Multraship christens a new IMO Tier III-compliant RSD tug and Sanmar introduces a new escort tug design
Multraship Towage & Salvage has again acted as an innovator in tug operations by purchasing and renaming the world’s first reversed stern drive (RSD) tug – the first tug in Europe to be IMO Tier III-compliant.
This RSD 2513 design tug is low in emissions and vibration which, according to Multraship managing director Leendert Muller, are operational and environmental benefits.
It was named Multratug 6 in Terneuzen, the Netherlands, on 28 June alongside an azimuth stern drive (ASD) tug Multratug 29.

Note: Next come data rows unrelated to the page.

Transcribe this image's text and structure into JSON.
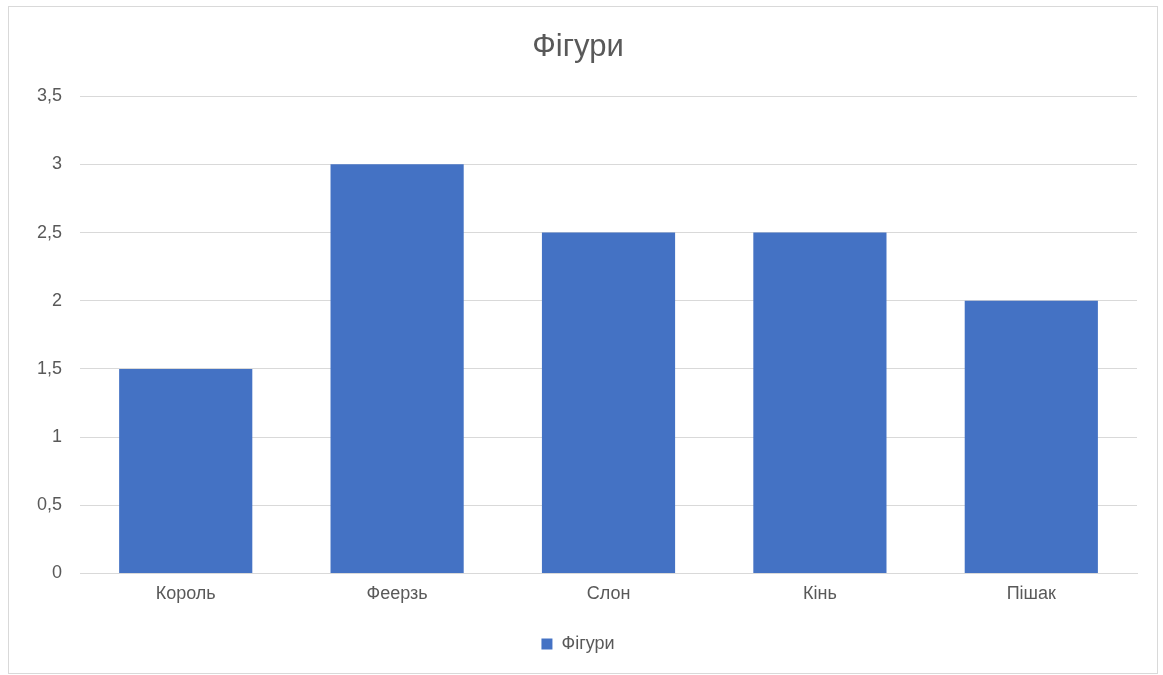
{
  "chart_data": {
    "type": "bar",
    "title": "Фігури",
    "categories": [
      "Король",
      "Феерзь",
      "Слон",
      "Кінь",
      "Пішак"
    ],
    "series": [
      {
        "name": "Фігури",
        "color": "#4472c4",
        "values": [
          1.5,
          3,
          2.5,
          2.5,
          2
        ]
      }
    ],
    "ylim": [
      0,
      3.5
    ],
    "yticks": [
      0,
      {
        "value": 0.5,
        "label": "0,5"
      },
      1,
      {
        "value": 1.5,
        "label": "1,5"
      },
      2,
      {
        "value": 2.5,
        "label": "2,5"
      },
      3,
      {
        "value": 3.5,
        "label": "3,5"
      }
    ],
    "grid": "y",
    "legend": "bottom"
  }
}
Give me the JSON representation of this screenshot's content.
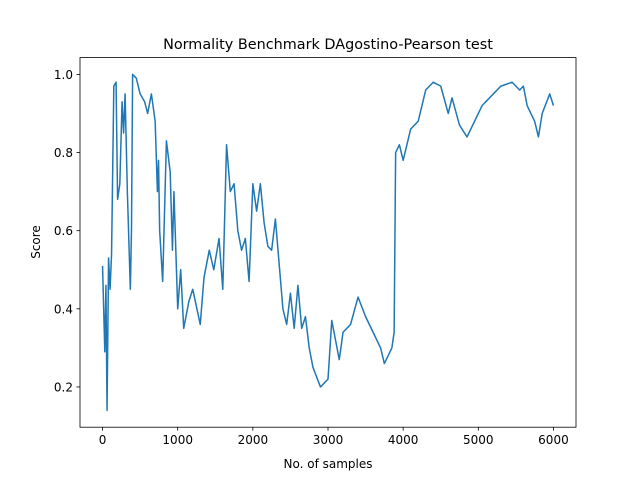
{
  "chart_data": {
    "type": "line",
    "title": "Normality Benchmark DAgostino-Pearson test",
    "xlabel": "No. of samples",
    "ylabel": "Score",
    "x": [
      0,
      30,
      45,
      60,
      80,
      100,
      120,
      150,
      180,
      200,
      230,
      260,
      280,
      300,
      330,
      370,
      385,
      400,
      450,
      500,
      560,
      600,
      650,
      700,
      730,
      745,
      760,
      800,
      850,
      900,
      930,
      950,
      1000,
      1040,
      1080,
      1150,
      1200,
      1300,
      1350,
      1420,
      1480,
      1550,
      1600,
      1650,
      1700,
      1750,
      1800,
      1850,
      1900,
      1950,
      2000,
      2050,
      2100,
      2150,
      2200,
      2250,
      2300,
      2400,
      2450,
      2500,
      2550,
      2600,
      2650,
      2700,
      2750,
      2800,
      2900,
      3000,
      3050,
      3150,
      3200,
      3300,
      3400,
      3500,
      3600,
      3700,
      3750,
      3850,
      3880,
      3900,
      3950,
      4000,
      4100,
      4200,
      4300,
      4400,
      4500,
      4600,
      4650,
      4750,
      4850,
      4950,
      5050,
      5200,
      5300,
      5450,
      5550,
      5600,
      5650,
      5750,
      5800,
      5850,
      5950,
      6000
    ],
    "series": [
      {
        "name": "score",
        "color": "#1f77b4",
        "values": [
          0.51,
          0.29,
          0.46,
          0.14,
          0.53,
          0.45,
          0.54,
          0.97,
          0.98,
          0.68,
          0.72,
          0.93,
          0.85,
          0.95,
          0.7,
          0.45,
          0.6,
          1.0,
          0.99,
          0.95,
          0.93,
          0.9,
          0.95,
          0.88,
          0.7,
          0.78,
          0.6,
          0.47,
          0.83,
          0.75,
          0.55,
          0.7,
          0.4,
          0.5,
          0.35,
          0.42,
          0.45,
          0.36,
          0.48,
          0.55,
          0.5,
          0.58,
          0.45,
          0.82,
          0.7,
          0.72,
          0.6,
          0.55,
          0.58,
          0.47,
          0.72,
          0.65,
          0.72,
          0.62,
          0.56,
          0.55,
          0.63,
          0.4,
          0.36,
          0.44,
          0.35,
          0.46,
          0.35,
          0.38,
          0.3,
          0.25,
          0.2,
          0.22,
          0.37,
          0.27,
          0.34,
          0.36,
          0.43,
          0.38,
          0.34,
          0.3,
          0.26,
          0.3,
          0.34,
          0.8,
          0.82,
          0.78,
          0.86,
          0.88,
          0.96,
          0.98,
          0.97,
          0.9,
          0.94,
          0.87,
          0.84,
          0.88,
          0.92,
          0.95,
          0.97,
          0.98,
          0.96,
          0.97,
          0.92,
          0.88,
          0.84,
          0.9,
          0.95,
          0.92
        ]
      }
    ],
    "xlim": [
      -300,
      6300
    ],
    "xticks": [
      0,
      1000,
      2000,
      3000,
      4000,
      5000,
      6000
    ],
    "ylim": [
      0.097,
      1.043
    ],
    "yticks": [
      0.2,
      0.4,
      0.6,
      0.8,
      {
        "value": 1,
        "label": "1.0"
      }
    ]
  }
}
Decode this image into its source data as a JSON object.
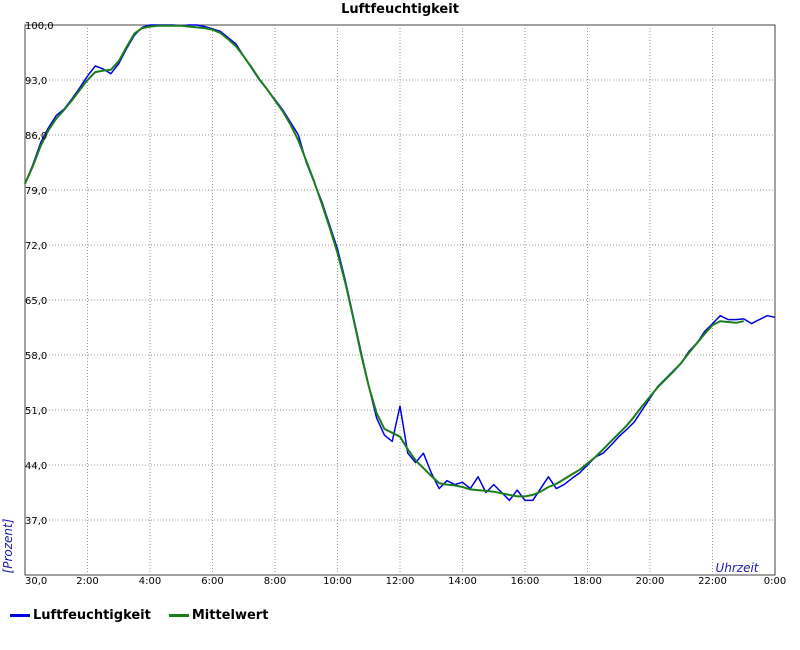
{
  "colors": {
    "series_raw": "#0000e6",
    "series_mean": "#1a7f1a",
    "grid": "#999999",
    "axis_label": "#1a1aaa"
  },
  "chart_data": {
    "type": "line",
    "title": "Luftfeuchtigkeit",
    "xlabel": "Uhrzeit",
    "ylabel": "[Prozent]",
    "xlim": [
      0,
      24
    ],
    "ylim": [
      30,
      100
    ],
    "x_ticks": [
      0,
      2,
      4,
      6,
      8,
      10,
      12,
      14,
      16,
      18,
      20,
      22,
      24
    ],
    "x_tick_labels": [
      "",
      "2:00",
      "4:00",
      "6:00",
      "8:00",
      "10:00",
      "12:00",
      "14:00",
      "16:00",
      "18:00",
      "20:00",
      "22:00",
      "0:00"
    ],
    "y_ticks": [
      30,
      37,
      44,
      51,
      58,
      65,
      72,
      79,
      86,
      93,
      100
    ],
    "y_tick_labels": [
      "30,0",
      "37,0",
      "44,0",
      "51,0",
      "58,0",
      "65,0",
      "72,0",
      "79,0",
      "86,0",
      "93,0",
      "100,0"
    ],
    "grid": true,
    "legend_position": "bottom-left",
    "series": [
      {
        "name": "Luftfeuchtigkeit",
        "x": [
          0,
          0.25,
          0.5,
          0.75,
          1,
          1.25,
          1.5,
          1.75,
          2,
          2.25,
          2.5,
          2.75,
          3,
          3.25,
          3.5,
          3.75,
          4,
          4.25,
          4.5,
          4.75,
          5,
          5.25,
          5.5,
          5.75,
          6,
          6.25,
          6.5,
          6.75,
          7,
          7.25,
          7.5,
          7.75,
          8,
          8.25,
          8.5,
          8.75,
          9,
          9.25,
          9.5,
          9.75,
          10,
          10.25,
          10.5,
          10.75,
          11,
          11.25,
          11.5,
          11.75,
          12,
          12.25,
          12.5,
          12.75,
          13,
          13.25,
          13.5,
          13.75,
          14,
          14.25,
          14.5,
          14.75,
          15,
          15.25,
          15.5,
          15.75,
          16,
          16.25,
          16.5,
          16.75,
          17,
          17.25,
          17.5,
          17.75,
          18,
          18.25,
          18.5,
          18.75,
          19,
          19.25,
          19.5,
          19.75,
          20,
          20.25,
          20.5,
          20.75,
          21,
          21.25,
          21.5,
          21.75,
          22,
          22.25,
          22.5,
          22.75,
          23,
          23.25,
          23.5,
          23.75,
          24
        ],
        "values": [
          79.8,
          82.2,
          85.0,
          86.9,
          88.5,
          89.3,
          90.6,
          92.0,
          93.5,
          94.8,
          94.4,
          93.8,
          95.1,
          97.0,
          98.7,
          99.7,
          100.0,
          100.0,
          100.0,
          100.0,
          99.9,
          100.0,
          100.0,
          99.8,
          99.5,
          99.2,
          98.4,
          97.6,
          96.0,
          94.5,
          93.0,
          91.8,
          90.5,
          89.2,
          87.6,
          86.0,
          82.5,
          80.0,
          77.5,
          74.5,
          71.5,
          67.5,
          63.0,
          58.5,
          54.0,
          50.0,
          47.8,
          47.0,
          51.5,
          45.5,
          44.3,
          45.5,
          43.0,
          41.0,
          42.0,
          41.5,
          41.8,
          41.0,
          42.5,
          40.5,
          41.5,
          40.5,
          39.5,
          40.8,
          39.5,
          39.5,
          41.0,
          42.5,
          41.0,
          41.5,
          42.3,
          43.0,
          44.0,
          45.0,
          45.5,
          46.5,
          47.6,
          48.5,
          49.5,
          51.0,
          52.5,
          54.0,
          55.0,
          56.0,
          57.0,
          58.5,
          59.5,
          61.0,
          62.0,
          63.0,
          62.5,
          62.5,
          62.6,
          62.0,
          62.5,
          63.0,
          62.8
        ],
        "color": "#0000e6"
      },
      {
        "name": "Mittelwert",
        "x": [
          0,
          0.25,
          0.5,
          0.75,
          1,
          1.25,
          1.5,
          1.75,
          2,
          2.25,
          2.5,
          2.75,
          3,
          3.25,
          3.5,
          3.75,
          4,
          4.25,
          4.5,
          4.75,
          5,
          5.25,
          5.5,
          5.75,
          6,
          6.25,
          6.5,
          6.75,
          7,
          7.25,
          7.5,
          7.75,
          8,
          8.25,
          8.5,
          8.75,
          9,
          9.25,
          9.5,
          9.75,
          10,
          10.25,
          10.5,
          10.75,
          11,
          11.25,
          11.5,
          11.75,
          12,
          12.25,
          12.5,
          12.75,
          13,
          13.25,
          13.5,
          13.75,
          14,
          14.25,
          14.5,
          14.75,
          15,
          15.25,
          15.5,
          15.75,
          16,
          16.25,
          16.5,
          16.75,
          17,
          17.25,
          17.5,
          17.75,
          18,
          18.25,
          18.5,
          18.75,
          19,
          19.25,
          19.5,
          19.75,
          20,
          20.25,
          20.5,
          20.75,
          21,
          21.25,
          21.5,
          21.75,
          22,
          22.25,
          22.5,
          22.75,
          23
        ],
        "values": [
          79.8,
          82.0,
          84.6,
          86.6,
          88.1,
          89.2,
          90.4,
          91.7,
          93.0,
          94.0,
          94.2,
          94.3,
          95.4,
          97.2,
          98.9,
          99.6,
          99.8,
          99.9,
          99.9,
          99.9,
          99.9,
          99.8,
          99.7,
          99.6,
          99.4,
          99.0,
          98.2,
          97.3,
          96.0,
          94.6,
          93.1,
          91.8,
          90.4,
          89.0,
          87.3,
          85.3,
          82.7,
          80.1,
          77.2,
          74.2,
          71.0,
          67.2,
          62.8,
          58.2,
          54.0,
          50.6,
          48.6,
          48.1,
          47.6,
          46.0,
          44.6,
          43.6,
          42.6,
          41.7,
          41.5,
          41.4,
          41.2,
          40.9,
          40.8,
          40.7,
          40.6,
          40.4,
          40.2,
          40.0,
          40.0,
          40.2,
          40.6,
          41.2,
          41.6,
          42.2,
          42.8,
          43.4,
          44.2,
          45.0,
          46.0,
          47.0,
          48.0,
          49.0,
          50.2,
          51.5,
          52.7,
          53.9,
          54.9,
          55.9,
          57.0,
          58.3,
          59.5,
          60.7,
          61.8,
          62.3,
          62.2,
          62.1,
          62.3
        ],
        "color": "#1a7f1a"
      }
    ]
  },
  "legend": [
    {
      "label": "Luftfeuchtigkeit"
    },
    {
      "label": "Mittelwert"
    }
  ]
}
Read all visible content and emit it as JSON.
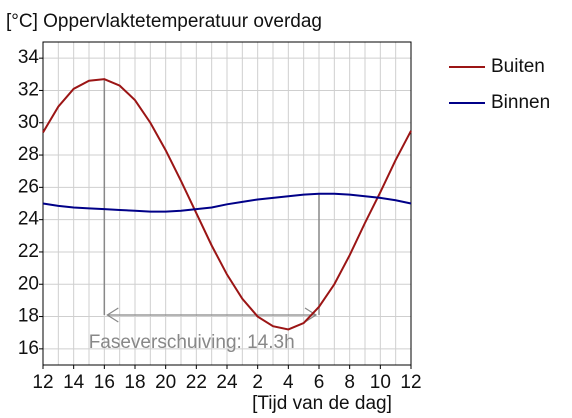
{
  "chart_data": {
    "type": "line",
    "title": "[°C] Oppervlaktetemperatuur overdag",
    "xlabel": "[Tijd van de dag]",
    "x": [
      12,
      13,
      14,
      15,
      16,
      17,
      18,
      19,
      20,
      21,
      22,
      23,
      24,
      25,
      26,
      27,
      28,
      29,
      30,
      31,
      32,
      33,
      34,
      35,
      36
    ],
    "series": [
      {
        "name": "Buiten",
        "color": "#9b1515",
        "values": [
          29.4,
          31.0,
          32.1,
          32.6,
          32.7,
          32.3,
          31.4,
          30.0,
          28.3,
          26.4,
          24.4,
          22.4,
          20.6,
          19.1,
          18.0,
          17.4,
          17.2,
          17.6,
          18.6,
          20.0,
          21.8,
          23.8,
          25.7,
          27.7,
          29.5
        ]
      },
      {
        "name": "Binnen",
        "color": "#000088",
        "values": [
          25.0,
          24.85,
          24.75,
          24.7,
          24.65,
          24.6,
          24.55,
          24.5,
          24.5,
          24.55,
          24.65,
          24.75,
          24.95,
          25.1,
          25.25,
          25.35,
          25.45,
          25.55,
          25.6,
          25.6,
          25.55,
          25.45,
          25.35,
          25.2,
          25.0
        ]
      }
    ],
    "annotation": "Faseverschuiving: 14.3h",
    "xlim": [
      12,
      36
    ],
    "xticks": [
      12,
      14,
      16,
      18,
      20,
      22,
      24,
      {
        "value": 26,
        "label": "2"
      },
      {
        "value": 28,
        "label": "4"
      },
      {
        "value": 30,
        "label": "6"
      },
      {
        "value": 32,
        "label": "8"
      },
      {
        "value": 34,
        "label": "10"
      },
      {
        "value": 36,
        "label": "12"
      }
    ],
    "ylim": [
      15,
      35
    ],
    "yticks": [
      16,
      18,
      20,
      22,
      24,
      26,
      28,
      30,
      32,
      34
    ],
    "grid": true,
    "legend": "right"
  }
}
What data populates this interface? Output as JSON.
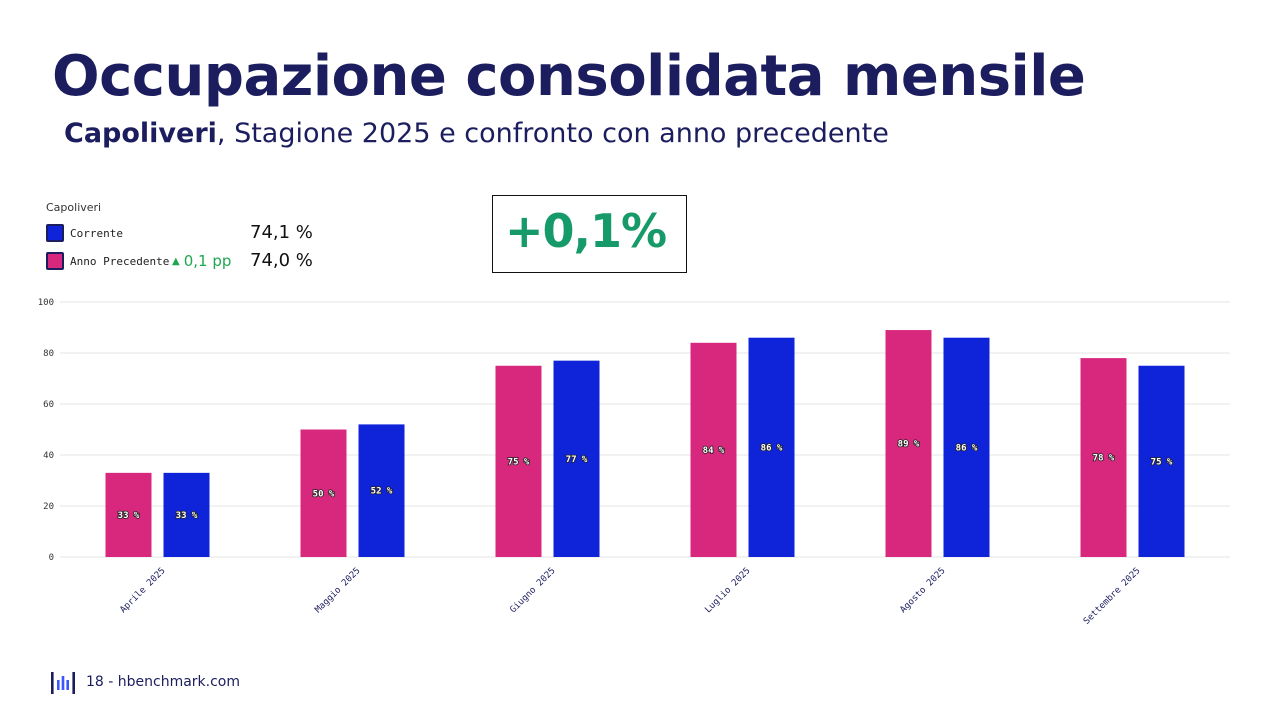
{
  "header": {
    "title": "Occupazione consolidata mensile",
    "subtitle_bold": "Capoliveri",
    "subtitle_rest": ", Stagione 2025 e confronto con anno precedente"
  },
  "legend": {
    "heading": "Capoliveri",
    "current_label": "Corrente",
    "current_value": "74,1 %",
    "previous_label": "Anno Precedente",
    "previous_value": "74,0 %",
    "delta": "0,1 pp"
  },
  "badge": {
    "text": "+0,1%"
  },
  "colors": {
    "current": "#0f23d9",
    "previous": "#d8287e",
    "delta": "#1fa750",
    "badge": "#169a6a"
  },
  "chart_data": {
    "type": "bar",
    "categories": [
      "Aprile 2025",
      "Maggio 2025",
      "Giugno 2025",
      "Luglio 2025",
      "Agosto 2025",
      "Settembre 2025"
    ],
    "series": [
      {
        "name": "Anno Precedente",
        "values": [
          33,
          50,
          75,
          84,
          89,
          78
        ],
        "labels": [
          "33 %",
          "50 %",
          "75 %",
          "84 %",
          "89 %",
          "78 %"
        ]
      },
      {
        "name": "Corrente",
        "values": [
          33,
          52,
          77,
          86,
          86,
          75
        ],
        "labels": [
          "33 %",
          "52 %",
          "77 %",
          "86 %",
          "86 %",
          "75 %"
        ]
      }
    ],
    "ylim": [
      0,
      100
    ],
    "yticks": [
      "0",
      "20",
      "40",
      "60",
      "80",
      "100"
    ],
    "grid": true,
    "legend_position": "top-left"
  },
  "footer": {
    "icon": "hbenchmark-logo-icon",
    "text": "18 - hbenchmark.com"
  }
}
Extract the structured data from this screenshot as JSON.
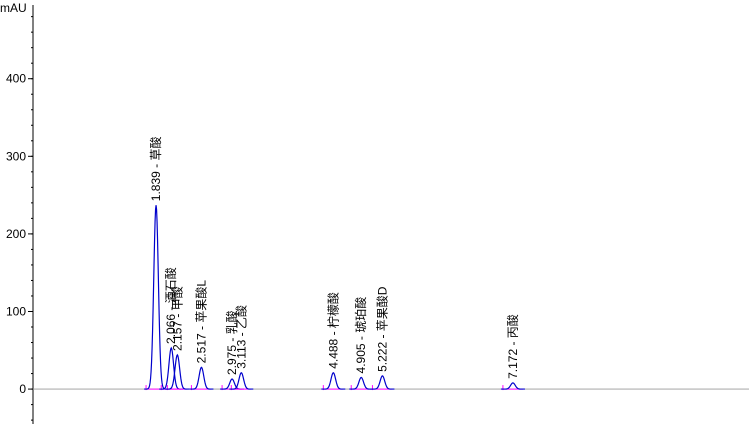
{
  "chart_data": {
    "type": "chromatogram",
    "y_label": "mAU",
    "ylim": [
      -45,
      495
    ],
    "yticks": [
      0,
      100,
      200,
      300,
      400
    ],
    "xlim": [
      0,
      10.7
    ],
    "color": "#0000cc",
    "baseline_color": "#ff00ff",
    "peaks": [
      {
        "time": 1.839,
        "height": 237,
        "label": "1.839 - 草酸"
      },
      {
        "time": 2.066,
        "height": 53,
        "label": "2.066 - 酒石酸"
      },
      {
        "time": 2.157,
        "height": 44,
        "label": "2.157 - 甲酸"
      },
      {
        "time": 2.517,
        "height": 28,
        "label": "2.517 - 苹果酸L"
      },
      {
        "time": 2.975,
        "height": 13,
        "label": "2.975 - 乳酸"
      },
      {
        "time": 3.113,
        "height": 21,
        "label": "3.113 - 乙酸"
      },
      {
        "time": 4.488,
        "height": 21,
        "label": "4.488 - 柠檬酸"
      },
      {
        "time": 4.905,
        "height": 15,
        "label": "4.905 - 琥珀酸"
      },
      {
        "time": 5.222,
        "height": 17,
        "label": "5.222 - 苹果酸D"
      },
      {
        "time": 7.172,
        "height": 8,
        "label": "7.172 - 丙酸"
      }
    ]
  }
}
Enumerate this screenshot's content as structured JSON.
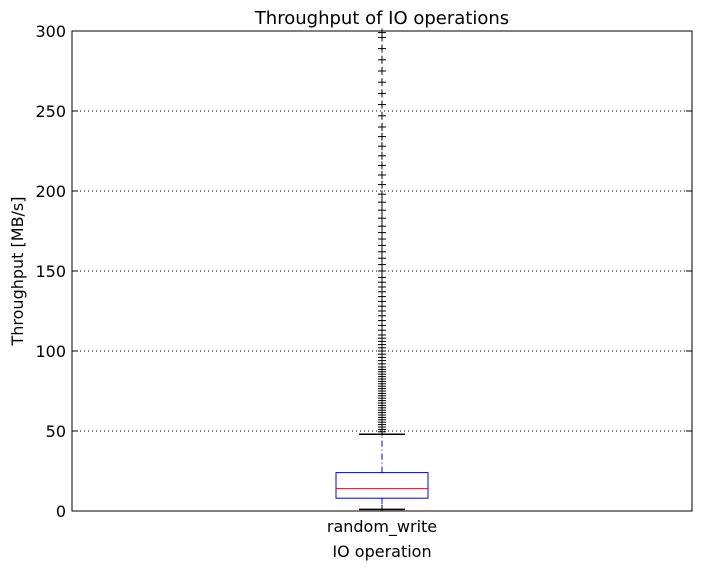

“The purchase of Multratug 6 was a combined response to the need for additional tonnage and a desire to reduce our exhaust emissions,” says Mr Muller. “We take responsibility for the environment and this is why we have chosen an IMO Tier III-compliant vessel, the first of its kind in Europe.”
It is likely that more IMO Tier III tugs will be ordered by other owners in the future.
“[Tier III] is in tune with the increasing demand from local port authorities for clean operations,” says Mr Muller, who also considers seafarer working environments. “The reduced noise and vibration levels exhibited by the RSD 2513 was another deciding factor, because we really care about the comfort of our crews,” he says.
“Vibration is the enemy of any shipowner – and we draw on our knowledge to reduce it to a minimum on our tugs”
Damen used its experience in minimising onboard vibrations on superyachts and naval vessels to dampen vibration on Multratug 6, says Damen Benelux sales director Mijndert Wiesenekker.
“Vibration is the enemy of any shipowner – and we draw on our knowledge to reduce it to a minimum on our tugs,” he explains. “This is another example of the benefits of our standardised shipbuilding strategy – we can improve vibration levels as the series progresses. This is important for the crew as well as for the equipment.”
Multratug 29 is a Damen ASD 3212 tug, built for both harbour and oceangoing towage, says Mr Muller.
“When conditions get rougher and tougher offshore the [ASD 3212] seakeeping characteristics really show themselves,” he says. “With an open stern, stern roller and additional equipment, this is a real multipurpose tug.”
Because of the variety of Multraship’s port and deepsea operations, it needs multipurpose tugs. “We believe that most of our port tugs should be able to work at sea, and that our seagoing tugs should also be able to perform port operations,” says Mr Muller.
Escort tug design
Elsewhere in Q2 2019, naval architects at Robert Allan and Sanmar Shipyards, in Turkey, jointly developed the RAstar 3200-SX tug design. The Kocaçay series are 32-m escort and ship-assist tugs with twin Z-drives and diesel main engines designed “for ship-handling, towing and escort duties,” says Robert Allan.
These 497-gt tugs will have an escort winch at the bow, a towing winch, towing pins and rounded transom at the stern for towing.
RAstar 3200-SX tugs were designed with a 13 m beam and 5.5 m draught, which is shallower than comparable escort tugs. Customisation included “design optimisation to minimise construction costs without reducing end-performance” Robert Allan says.
They are expected to deliver high bollard pulls of up to 84 tonnes ahead and 77 tonnes astern, “unlike other shallow-draught designs that use a compromised hullform to achieve a reduced draught,” says Robert Allan.
Their propulsion includes a pair of CAT 3516C diesel engines, each rated at 2,350 kW or 2,525 kW at 1,800 rpm, and each driving a Rolls-Royce US 255 P30 Z-drive.